If you’re wondering if being in a long distance relationship is worth it, the answer is yes! Relationships are tough to begin with. Throw in a few hundred miles and the challenges seem all the more prominent, but a long distance relationship IS possible, and in my case, definitely worth the hours of travel and a paycheck or two on transportation. After all, a long distance relationship is just loving your significant other from a farther distance away, and for me, I would never give mine up.
My first long distance relationship ended in disaster. Upon realizing that my next (and current) relationship would also involve the burden of being long distance, I couldn't help but be nervous. No one wants to make the same mistakes twice, not to mention I was well aware of the pains of being in love with someone who's more than an arm's length away. However, my current relationship had one major difference: history. My current boyfriend and I have a relationship founded on friendship- four years worth of friendship, to be exact. As I began to realize that our friendship endured the struggle of being long distance, my doubts about a long distance relationship began to shrink.

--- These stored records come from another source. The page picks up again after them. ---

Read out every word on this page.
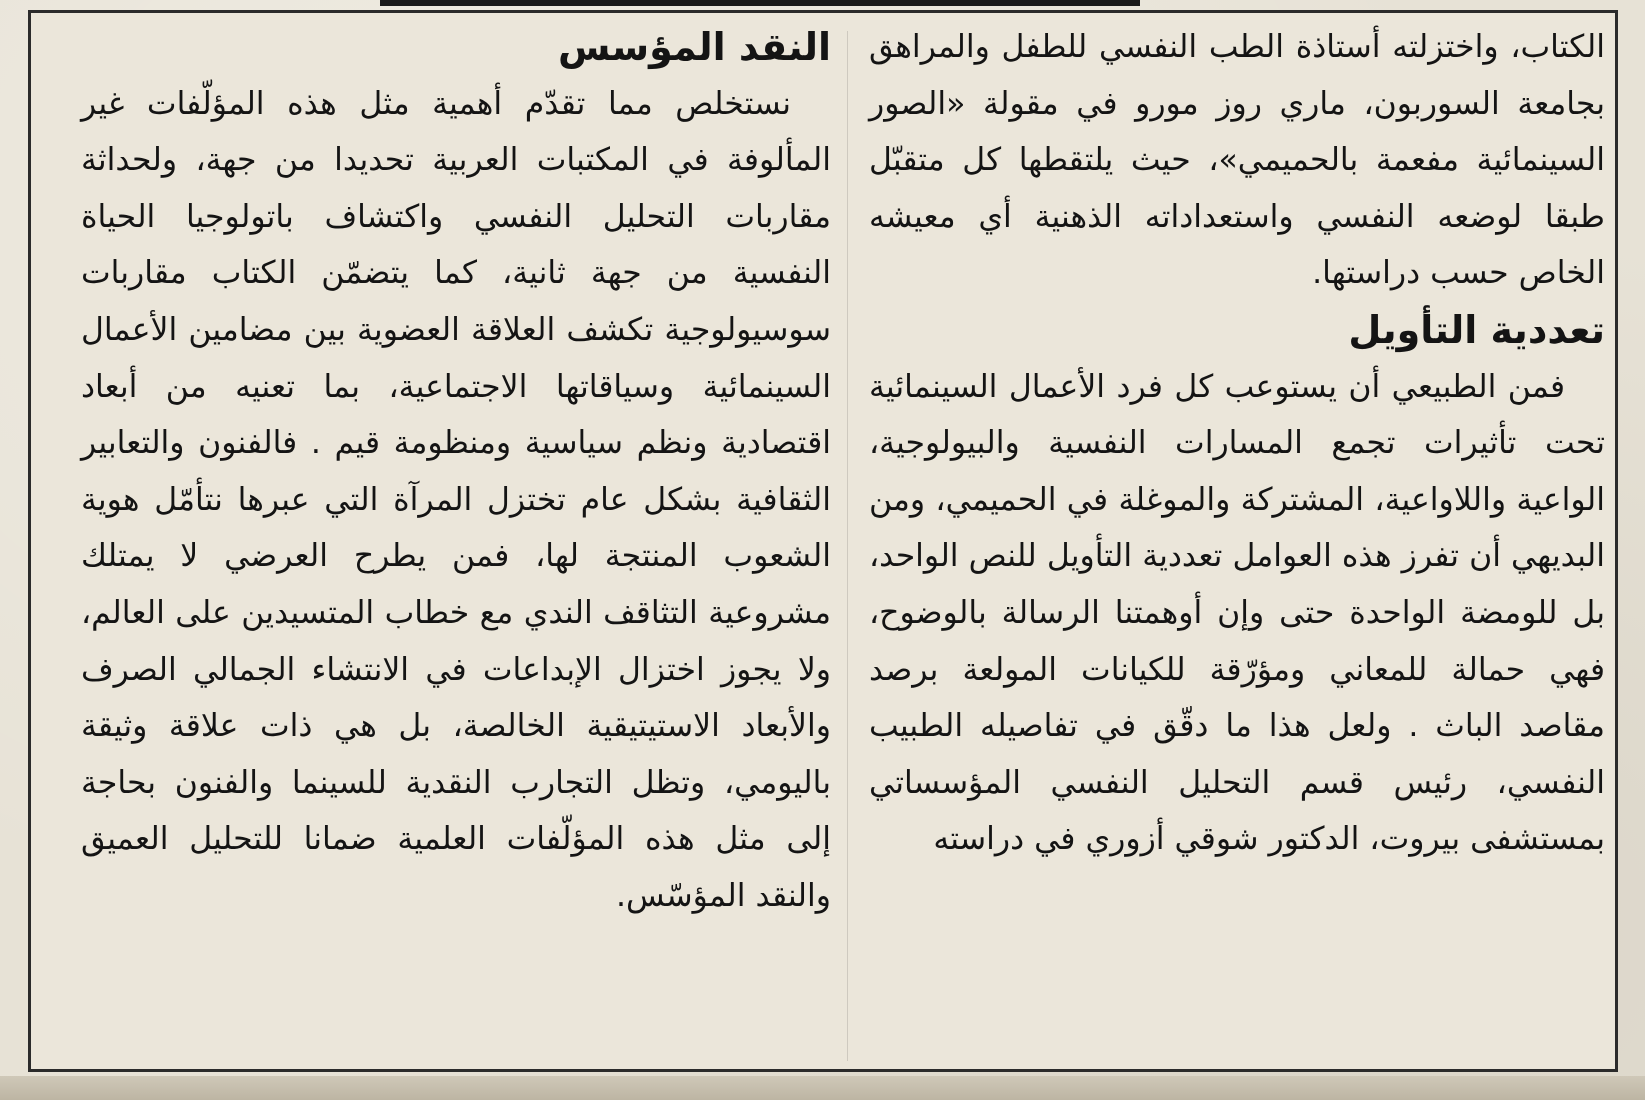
الكتاب، واختزلته أستاذة الطب النفسي للطفل والمراهق بجامعة السوربون، ماري روز مورو في مقولة «الصور السينمائية مفعمة بالحميمي»، حيث يلتقطها كل متقبّل طبقا لوضعه النفسي واستعداداته الذهنية أي معيشه الخاص حسب دراستها.

تعددية التأويل

فمن الطبيعي أن يستوعب كل فرد الأعمال السينمائية تحت تأثيرات تجمع المسارات النفسية والبيولوجية، الواعية واللاواعية، المشتركة والموغلة في الحميمي، ومن البديهي أن تفرز هذه العوامل تعددية التأويل للنص الواحد، بل للومضة الواحدة حتى وإن أوهمتنا الرسالة بالوضوح، فهي حمالة للمعاني ومؤرّقة للكيانات المولعة برصد مقاصد الباث . ولعل هذا ما دقّق في تفاصيله الطبيب النفسي، رئيس قسم التحليل النفسي المؤسساتي بمستشفى بيروت، الدكتور شوقي أزوري في دراسته

النقد المؤسس

نستخلص مما تقدّم أهمية مثل هذه المؤلّفات غير المألوفة في المكتبات العربية تحديدا من جهة، ولحداثة مقاربات التحليل النفسي واكتشاف باتولوجيا الحياة النفسية من جهة ثانية، كما يتضمّن الكتاب مقاربات سوسيولوجية تكشف العلاقة العضوية بين مضامين الأعمال السينمائية وسياقاتها الاجتماعية، بما تعنيه من أبعاد اقتصادية ونظم سياسية ومنظومة قيم . فالفنون والتعابير الثقافية بشكل عام تختزل المرآة التي عبرها نتأمّل هوية الشعوب المنتجة لها، فمن يطرح العرضي لا يمتلك مشروعية التثاقف الندي مع خطاب المتسيدين على العالم، ولا يجوز اختزال الإبداعات في الانتشاء الجمالي الصرف والأبعاد الاستيتيقية الخالصة، بل هي ذات علاقة وثيقة باليومي، وتظل التجارب النقدية للسينما والفنون بحاجة إلى مثل هذه المؤلّفات العلمية ضمانا للتحليل العميق والنقد المؤسّس.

For me, the amount of miles is just a number. I live exactly 629 miles away from my boyfriend, but that distance doesn't even begin to compare to the amount of love and happiness I feel when I'm with him. Obviously, living near your significant other is more ideal and convenient, but long distance isn’t as impossible as everyone makes it out to be. If you and your significant other put in the same amount of effort and care into the relationship, it will work. I’ll be honest, it isn’t always smooth sailing, there will be ups and downs. But, the ups are what make the relationship always worth it. My worst times in my relationship take place at the airport, and that's only because I’m sad to be leaving him. However, I know that a month from that moment I will be experiencing the best type of adrenaline and happiness in the airport when I get to reunite with him (we make a point to see each other every month). That moment when I see him after only talking through Facetime or over the phone wipes out the sadness I had felt waiting to see him, because seeing him after waiting for so long is always 100 percent worth it.
Being in my long distance relationship has also made me perfect the art of communication. I now know how important it really is to express how I’m feeling or talk extensively about my day and let off steam. This has shown me that keeping my emotions all bottled up isn’t healthy for myself or my boyfriend, and since we aren’t with each other 24/7 it forces me to open up more which has been incredible in my growth as a young woman. Even when those are days of missing your boyfriend or girlfriend are too painful for words, you know that they’re just as committed as you are because they are putting themselves through it too. I feel more secure and sure in my long distance relationship than I felt in any of my previous relationships that weren’t long distance because I was constantly worrying about whether the other person was just as invested as I was.
Since I had already been in a long distance relationship, I knew what I needed to do to make it work. For the guys and girls who are in their first long distance relationship, I've come up with a few helpful points to make it a little easier. First off, both parties need to put in the same amount of effort. Whether it comes to agreeing when to video chat, pick out dates to visit, or both promising to send good morning texts, each person needs to do the same amount of work. Second, don't dwell so much on the distance. Yes, I know, it's a pain in the butt. If you are so focused on how far away from each other you are you won't be able to 100 percent focus on all of the positive aspects of your relationship. Finally, never fight over text. I think everyone everywhere can agree that fighting over text is the worst decision you can make. Every single text can get miscommunicated and your partner can read it all out of context which can cause an even bigger fight. Before you two get serious make a pact to always call or video chat when you're in disagreement about anything. Trust me, this will help you out so much in the long run.
Being able to maintain a healthy and strong long distance relationship has shown me things about myself I never knew before. Being given this type of love is the greatest gift I’ve ever gotten and I wouldn’t change anything about it.